Mario Castelnuovo Tedesco

Florence 1921

Le 13 juillet 1939, Mario et Clara Castelnuovo-Tedesco embarquent à bord du S.S. Saturnia à Trieste avec leurs deux fils. Apparemment, il s’agissait d’une tournée de concerts avec un retour en Italie prévu en août. En réalité, la famille émigrait discrètement vers l’Amérique en raison des lois raciales récemment adoptées par l’Italie. Bien que le manifeste de transport du navire les mentionnait comme « italiens », quelqu’un avait rayé ces mentions et écrit « juif » après chaque nom.

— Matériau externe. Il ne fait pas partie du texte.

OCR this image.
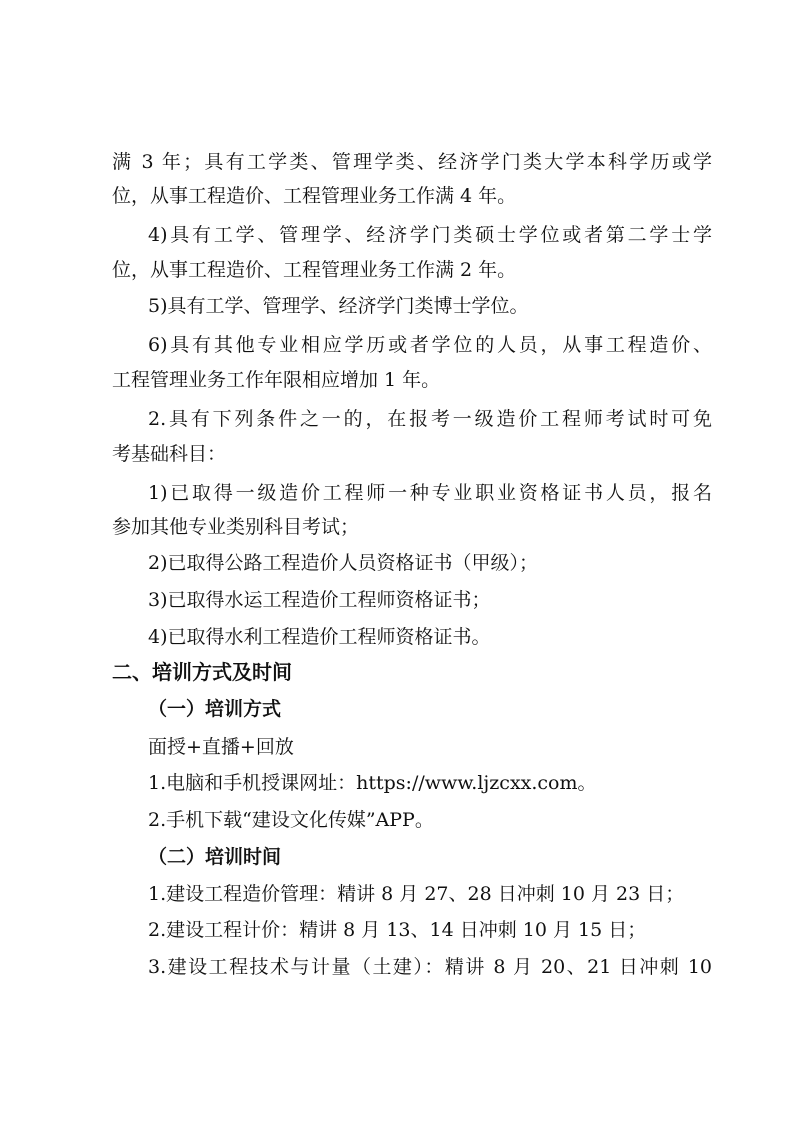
满 3 年；具有工学类、管理学类、经济学门类大学本科学历或学
位，从事工程造价、工程管理业务工作满 4 年。
4)具有工学、管理学、经济学门类硕士学位或者第二学士学
位，从事工程造价、工程管理业务工作满 2 年。
5)具有工学、管理学、经济学门类博士学位。
6)具有其他专业相应学历或者学位的人员，从事工程造价、
工程管理业务工作年限相应增加 1 年。
2.具有下列条件之一的，在报考一级造价工程师考试时可免
考基础科目：
1)已取得一级造价工程师一种专业职业资格证书人员，报名
参加其他专业类别科目考试；
2)已取得公路工程造价人员资格证书（甲级）；
3)已取得水运工程造价工程师资格证书；
4)已取得水利工程造价工程师资格证书。
二、培训方式及时间
（一）培训方式
面授+直播+回放
1.电脑和手机授课网址：https://www.ljzcxx.com。
2.手机下载“建设文化传媒”APP。
（二）培训时间
1.建设工程造价管理：精讲 8 月 27、28 日冲刺 10 月 23 日；
2.建设工程计价：精讲 8 月 13、14 日冲刺 10 月 15 日；
3.建设工程技术与计量（土建）：精讲 8 月 20、21 日冲刺 10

Ce voyage marque la ligne de démarcation qui divise la vie de Mario Castelnuovo-Tedesco. Les Castelnuovo-Tedesco retournèrent plusieurs fois en Italie après la guerre, mais ne se sentirent plus jamais vraiment italiens ; dans le même temps, Mario et Clara, devenus citoyens américains en 1948, ne sont jamais devenus véritablement américains. « Suspendu comme un nuage entre deux continents », voilà comment Mario décrit sa vie.

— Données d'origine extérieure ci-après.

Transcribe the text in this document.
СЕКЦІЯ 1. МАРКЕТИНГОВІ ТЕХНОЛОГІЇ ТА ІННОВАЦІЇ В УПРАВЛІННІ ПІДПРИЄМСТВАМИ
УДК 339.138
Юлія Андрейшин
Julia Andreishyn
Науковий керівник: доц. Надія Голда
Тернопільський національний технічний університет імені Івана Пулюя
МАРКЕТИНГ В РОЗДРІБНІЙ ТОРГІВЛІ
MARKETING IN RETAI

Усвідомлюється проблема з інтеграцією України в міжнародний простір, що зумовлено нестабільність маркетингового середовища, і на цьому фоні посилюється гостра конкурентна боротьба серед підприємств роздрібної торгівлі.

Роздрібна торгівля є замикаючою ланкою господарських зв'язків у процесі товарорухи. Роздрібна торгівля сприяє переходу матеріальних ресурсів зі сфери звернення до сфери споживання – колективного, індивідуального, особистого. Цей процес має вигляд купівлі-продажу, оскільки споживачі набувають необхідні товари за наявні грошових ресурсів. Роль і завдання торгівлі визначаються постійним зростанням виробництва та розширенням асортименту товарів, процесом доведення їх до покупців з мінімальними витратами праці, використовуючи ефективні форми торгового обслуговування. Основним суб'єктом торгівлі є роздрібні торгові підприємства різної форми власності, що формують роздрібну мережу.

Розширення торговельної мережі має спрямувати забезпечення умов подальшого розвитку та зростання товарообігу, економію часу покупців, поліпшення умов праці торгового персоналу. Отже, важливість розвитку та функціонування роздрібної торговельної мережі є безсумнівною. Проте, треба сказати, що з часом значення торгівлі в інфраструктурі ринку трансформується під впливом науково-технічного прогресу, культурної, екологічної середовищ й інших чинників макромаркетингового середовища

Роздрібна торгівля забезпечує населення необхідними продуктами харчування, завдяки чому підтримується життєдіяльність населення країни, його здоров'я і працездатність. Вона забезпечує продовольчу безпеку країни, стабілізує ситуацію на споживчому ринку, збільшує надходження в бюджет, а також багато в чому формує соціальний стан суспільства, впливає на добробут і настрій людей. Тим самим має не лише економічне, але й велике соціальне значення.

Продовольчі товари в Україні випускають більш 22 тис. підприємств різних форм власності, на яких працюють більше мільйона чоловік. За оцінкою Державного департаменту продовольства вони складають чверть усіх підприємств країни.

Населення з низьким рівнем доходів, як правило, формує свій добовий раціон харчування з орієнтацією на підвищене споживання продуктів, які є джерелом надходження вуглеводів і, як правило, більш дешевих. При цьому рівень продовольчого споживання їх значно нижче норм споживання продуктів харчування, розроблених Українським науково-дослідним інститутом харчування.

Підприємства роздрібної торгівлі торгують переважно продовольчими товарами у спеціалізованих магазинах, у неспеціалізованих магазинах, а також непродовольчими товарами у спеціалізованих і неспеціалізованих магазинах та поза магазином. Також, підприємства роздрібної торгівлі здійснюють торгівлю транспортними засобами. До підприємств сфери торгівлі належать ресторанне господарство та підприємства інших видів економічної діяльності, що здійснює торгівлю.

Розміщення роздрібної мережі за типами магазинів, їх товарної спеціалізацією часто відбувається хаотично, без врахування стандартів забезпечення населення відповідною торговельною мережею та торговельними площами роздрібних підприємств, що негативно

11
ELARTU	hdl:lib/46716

LES ANNÉES ITALIENNES : 1895-1939
La mère de Castelnuovo-Tedesco reconnut son talent musical et le mit sur le chemin qui le conduisit à Ildebrando Pizzetti, la figure musicale déterminante de sa vie. La voix musicale de Castelnuovo-Tedesco devint si caractéristique qu’il fut identifié par le sobriquet singulier de musicista fiorentino. Ce son florentin distinct, influencé par l’impressionnisme de Debussy et le contraepoint austère de Pizzetti, se développa en un vocabulaire distinctement raffiné basé sur des successions d’accords parallèles, des blocs sonores polytonaux, de longues mélodies et un contrepoint fluides.

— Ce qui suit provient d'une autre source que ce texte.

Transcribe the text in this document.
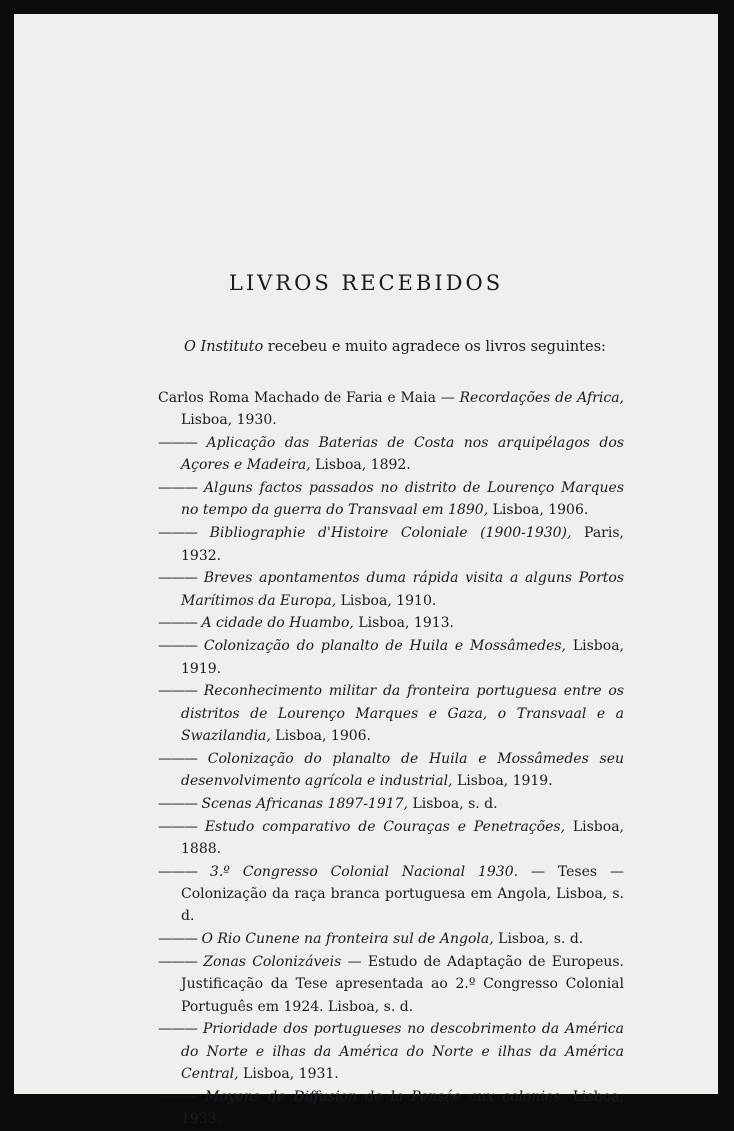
LIVROS RECEBIDOS

O Instituto recebeu e muito agradece os livros seguintes:

Carlos Roma Machado de Faria e Maia — Recordações de Africa, Lisboa, 1930.
——— Aplicação das Baterias de Costa nos arquipélagos dos Açores e Madeira, Lisboa, 1892.
——— Alguns factos passados no distrito de Lourenço Marques no tempo da guerra do Transvaal em 1890, Lisboa, 1906.
——— Bibliographie d'Histoire Coloniale (1900-1930), Paris, 1932.
——— Breves apontamentos duma rápida visita a alguns Portos Marítimos da Europa, Lisboa, 1910.
——— A cidade do Huambo, Lisboa, 1913.
——— Colonização do planalto de Huila e Mossâmedes, Lisboa, 1919.
——— Reconhecimento militar da fronteira portuguesa entre os distritos de Lourenço Marques e Gaza, o Transvaal e a Swazilandia, Lisboa, 1906.
——— Colonização do planalto de Huila e Mossâmedes seu desenvolvimento agrícola e industrial, Lisboa, 1919.
——— Scenas Africanas 1897-1917, Lisboa, s. d.
——— Estudo comparativo de Couraças e Penetrações, Lisboa, 1888.
——— 3.º Congresso Colonial Nacional 1930. — Teses — Colonização da raça branca portuguesa em Angola, Lisboa, s. d.
——— O Rio Cunene na fronteira sul de Angola, Lisboa, s. d.
——— Zonas Colonizáveis — Estudo de Adaptação de Europeus. Justificação da Tese apresentada ao 2.º Congresso Colonial Português em 1924. Lisboa, s. d.
——— Prioridade dos portugueses no descobrimento da América do Norte e ilhas da América do Norte e ilhas da América Central, Lisboa, 1931.
——— Moyens de Diffusion de la Pensée aux colonies, Lisboa, 1933.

Avec Nino Rota et Virgilio Mortari à Usigliano en 1926

Dans les années 1930, Castelnuovo-Tedesco émergea non seulement comme l’un des principaux compositeurs contemporains italiens, mais également comme un pianiste/accompagnateur recherché et un critique perspicace. Sa collaboration avec trois interprètes sparticulier l’aida à atteindre une notoriété internationale et continua à avoir un impact majeur sur toute sa vie et sa carrière : Andrés Segovia et la guitare, Jascha Heifetz et le violon, et Gregor Piatigorsky et le violoncelle. En 1938, la politique fasciste change la trajectoire de la vie et de la carrière de Castelnuovo-Tedesco…

Avec Jasha Heifetz à Florence en 1934

…à quarante-quatre ans, quand j’ai vu ma brillante carrière en Italie s’interrompre, l’édifice que j’avais si patiemment construit détruit par décret d’un seul trait de plume, je me suis demandé : « À quoi bon ? À quoi ça sert? La gloire et la renommée m’apparaissent, comme elles le sont en effet, « vanitas vanitatum ».

LES ANNÉES AMÉRICAINES : 1939-1968
Le 27 juillet 1939, alors que la famille débarquait à New York, l’assistant personnel de Toscanini les rencontra sur le quai pour les aider à organiser le voyage. Un accord avait déjà été trouvé pour les débuts américains du compositeur, en interprétant son deuxième concerto pour piano avec le New York Philharmonic. Jascha Heifetz préparait un contrat avec la MGM qui emmènerait Castelnuovo-Tedesco à Los Angeles, où il vécut jusqu’à sa mort en 1968.

Avec Andres Segovia et le Quatuor Paganini en 1951

Cependant, sa carrière en Amérique avait un accent différent. Cela ne veut pas dire qu’il y eut une diminution de la qualité ou de la quantité de sa production américaine, comme le démontre le prestigieux prix Davide Campari, qu’il remporta en 1958 pour son opéra Le Marchand de Venise. Cependant, il regarda vers l’avenir en se concentrant de plus en plus sur ses étudiants, notamment John Williams, Henry Mancini, Jerry Goldsmith et Nelson Riddle. En tant que professeur, son impact sur la musique américaine a été considérable, au-delà du seul monde du cinéma. Après avoir été présenté epar plaisanterie comme le « père du jazz de la côte ouest », un critique fit remarquer que cela « disait presque la vérité ». À propos de sa vie, Castelnuovo-Tedesco a déclaré que la musique et la composition en Amérique étaient devenues,

…un « acte de foi », de la foi que j’ai héritée de mon père, de ma mère, de mon grand-père et qui s’exprime si bien dans les paroles du Psaume que chantait mon grand-père : « J’ai été jeune et maintenant Je suis vieux, mais je n’ai pas vu les justes abandonnés.